The Commission argues that failure to defer should be excused because the Florida Commission was given notice of the charge through a letter dated February 6, 1975. The letter stated:
This is to notify you that we have on file in our office a charge of employment discrimination as captioned above.
Any inquiries regarding this matter should be directed to our office.

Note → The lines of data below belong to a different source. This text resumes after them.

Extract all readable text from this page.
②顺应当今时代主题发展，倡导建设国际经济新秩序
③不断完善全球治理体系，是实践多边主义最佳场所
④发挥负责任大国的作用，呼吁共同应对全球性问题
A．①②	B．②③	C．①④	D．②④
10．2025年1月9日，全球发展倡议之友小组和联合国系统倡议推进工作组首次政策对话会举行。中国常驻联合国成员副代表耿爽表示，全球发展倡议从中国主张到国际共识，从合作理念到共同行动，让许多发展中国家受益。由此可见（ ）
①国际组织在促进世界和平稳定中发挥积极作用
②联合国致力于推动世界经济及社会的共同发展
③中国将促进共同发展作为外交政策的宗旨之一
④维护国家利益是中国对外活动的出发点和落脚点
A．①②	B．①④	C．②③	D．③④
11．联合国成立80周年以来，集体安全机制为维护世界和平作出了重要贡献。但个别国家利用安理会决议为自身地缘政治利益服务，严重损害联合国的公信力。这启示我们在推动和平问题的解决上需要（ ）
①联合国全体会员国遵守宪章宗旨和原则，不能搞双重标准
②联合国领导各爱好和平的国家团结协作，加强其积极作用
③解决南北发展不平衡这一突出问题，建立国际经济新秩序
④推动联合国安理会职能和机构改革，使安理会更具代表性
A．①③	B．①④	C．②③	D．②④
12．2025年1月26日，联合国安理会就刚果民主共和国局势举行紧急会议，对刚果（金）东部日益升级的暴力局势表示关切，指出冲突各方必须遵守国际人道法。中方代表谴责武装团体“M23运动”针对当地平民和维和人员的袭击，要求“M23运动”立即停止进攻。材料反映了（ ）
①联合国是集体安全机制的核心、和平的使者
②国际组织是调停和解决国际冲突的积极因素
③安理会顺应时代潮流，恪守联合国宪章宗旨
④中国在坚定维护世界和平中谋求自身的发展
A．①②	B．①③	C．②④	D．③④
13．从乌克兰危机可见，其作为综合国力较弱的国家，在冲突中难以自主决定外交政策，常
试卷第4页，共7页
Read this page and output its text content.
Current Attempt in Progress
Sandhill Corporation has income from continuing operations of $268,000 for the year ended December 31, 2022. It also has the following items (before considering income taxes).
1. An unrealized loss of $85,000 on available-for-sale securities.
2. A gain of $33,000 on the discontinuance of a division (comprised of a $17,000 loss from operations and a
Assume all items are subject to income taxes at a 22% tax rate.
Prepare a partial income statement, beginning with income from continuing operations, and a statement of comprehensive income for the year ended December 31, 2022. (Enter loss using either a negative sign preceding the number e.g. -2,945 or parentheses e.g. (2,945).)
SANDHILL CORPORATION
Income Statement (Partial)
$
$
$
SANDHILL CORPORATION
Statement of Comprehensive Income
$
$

The Commission, however, began investigation of the charge immediately and did not wait sixty days. Such notice is not sufficient to constitute deferral. This same issue was before the court in Corne v. Bausch and Lomb, Inc., 390 F. Supp. 161 (D.Ariz.1975):
Here the record is clear that E.E.O.C. was notifying Arizona only on a courtesy or `provisional' basis. There was no jurisdiction intended to be given to Arizona in the matter because E.E.O.C. `assumed jurisdiction' as shown by its own files, on October 25, 1973, before ever notifying Arizona of what E.E.O.C. classifies as a `non deferral' case. E.E.O.C. cannot now contend that this was the deferral type notice required by the Act because E.E. O.C. never intended to defer the case. . . . (390 F.Supp. at 164)
The court's final decision on the deferral question must await further proceedings. The court considers the deferral question to be an important one and believes that its importance justifies the slight delay that will result from further proceedings.
*256 IV. Summary
The court has held that the charge was filed within the limitations period and that the failure of the Commission to receive notice within the ten-day period does not require dismissal in the absence of prejudice. The only issue remaining is the deferral question, and the resolution of that question must await further proceedings as outlined in the opinion.
Accordingly, it is this 16th day of September, 1976, in the United States District Court for the District of Maryland,
(1) that the Commission submit the requested information and memoranda within two weeks of the date of this Memorandum and Order; and
(2) that the respondent submit any reply within ten days of the Commission's response.NOTES
 In Motorola, the court ordered that the district court retain jurisdiction for a time sufficient for the Commission to notify the Arizona Civil Rights Commission and to allow that commission the statutory deferral period in which to act on the charge. If the Arizona commission chose not to act, then the district court could proceed.